Patzer, A., & Schultz, L. (2002). Noble gases in enstatite chondrites II: The trapped component. Meteoritics and Planetary Science, 37(4), 601-612.


Cite as: http://hdl.handle.net/11858/00-001M-0000-0014-9124-E
Abstract
The trapped noble gas record of 57 enstatite chondrites (E chondrites) has been investigated. Basically, two different gas patterns have been identified dependent on the petrologic type.
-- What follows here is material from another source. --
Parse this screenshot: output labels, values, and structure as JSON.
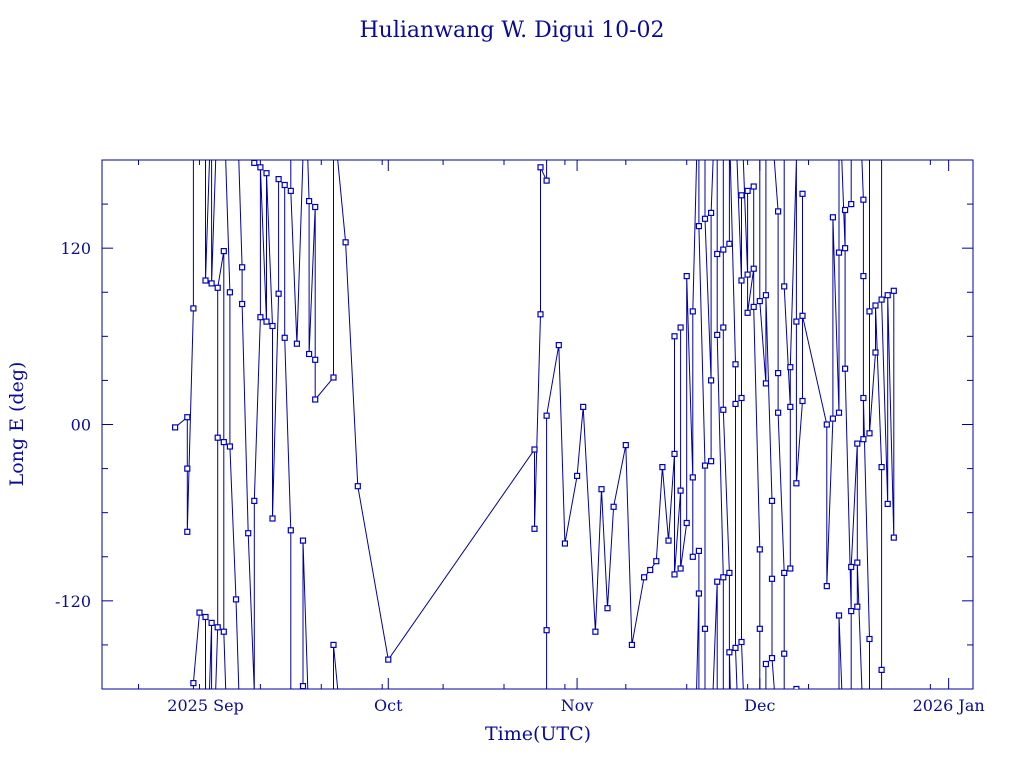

All E chondrites of type 4 to 6 show a mixture of trapped common chondritic rare gases (Q) and a subsolar component (range of elemental ratios for E4-6 chondrites: Ar-36/Xe-132 = 582 +/- 270 and Ar-36/Kr-84 = 242 +/- 88). E3 chondrites usually contain Q gases, but also a composition with lower Ar- 36/Xe-132 and Ar-36/Kr-84 ratios, which we call sub-Q (Ar- 36/Xe-132 = 37.0 +/- 18.0 and Ar-36/Kr-84 = 41.7 +/- 18.1). The presence of either the subsolar or the sub-Q signature in particular petrologic types cannot be readily explained by parent body metamorphism as postulated for ordinary chondrites. We therefore present a different model that can explain the bimodal distribution and composition of trapped heavy noble gases in E chondrites. Trapped solar noble gases have been observed only in some E3 chondrites. About 30% of each group, EH3 and EL3 chondrites, amounting to 9% of all analyzed E chondrites show the solar signature. Notably, only one of those meteorites has been explicitly described as a regolith breccia.